Are Christians more Spirit-filled than Muslims or Jews? Are Pentecostals more
Spirit-filled than United Church people? Are humans more special than polar
bears? Are we any more radiant that a rain forest or a toucan? We may have a
distinctive capacity to consciously appreciate the truth that all of creation is
Spirit playing with new forms. But this gift of conscious awareness (that may or
may not be unique to humans) was meant to be used the way Hafiz suggested – as
the reality that turns us into raving lunatics in love with God and all
creation. Instead humans have exhibited spiritual arrogance, at least for the
last three hundred years, in the assumption that the earth and her creature
exist to be colonized and terrorized by us.

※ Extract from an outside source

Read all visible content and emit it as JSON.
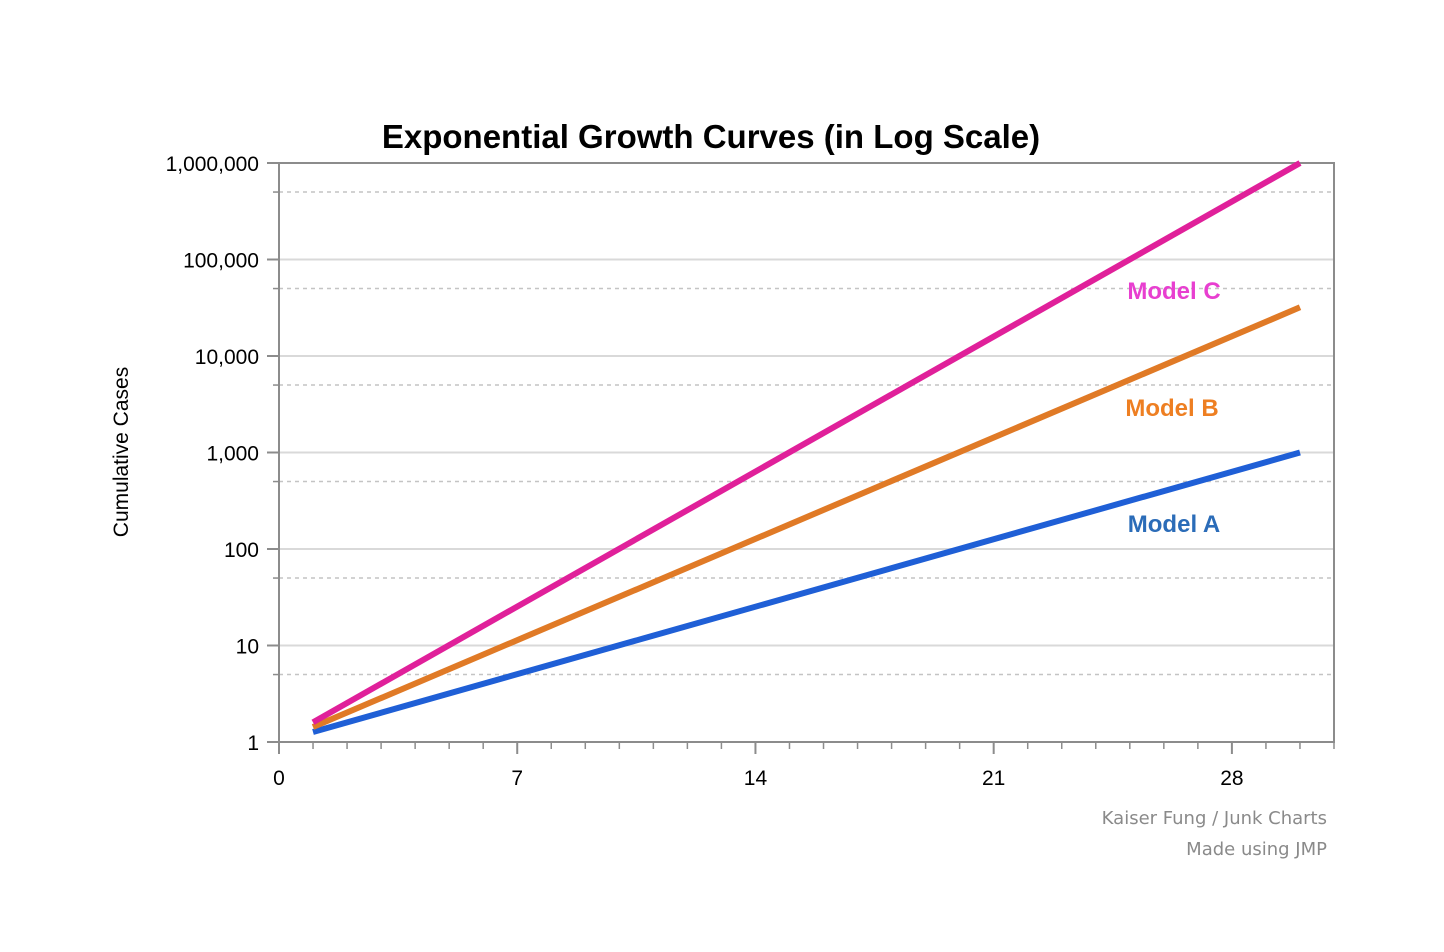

We’re at the end
of the Industrial Age, an era when humans believed that we were the exclusive
bearers of the Spirit, while the spiritless domain of the earth and her
creatures are for our consumption and acquisition of private wealth. Our cup is
shattered. We are not screaming drunk at the magnificence of the Holy One
because of this arrogance – and this attitude is destroying our planet.
I’m taking Joel at this word – the Spirit has been poured out upon all flesh:
all religions, and those who profess no religion; and all creation, human and
other-than-human. Those who recognize this gift are not superior, just ecstatic.
Those who gather to celebrate this gift in religious ceremony have no judgment
in their hearts, but rather love born of an awareness of the deep unity of all
life. We work to heal the planet and bring justice to the marginalized because
we are aware that life is sacred, a radiant expression of the Spirit. Let us
pray that God can gather up the remaining shards of arrogance and fashion from
them transparent vessels of grace. Let’s get drunk with humility and with
gratitude for this precious gift of life on earth.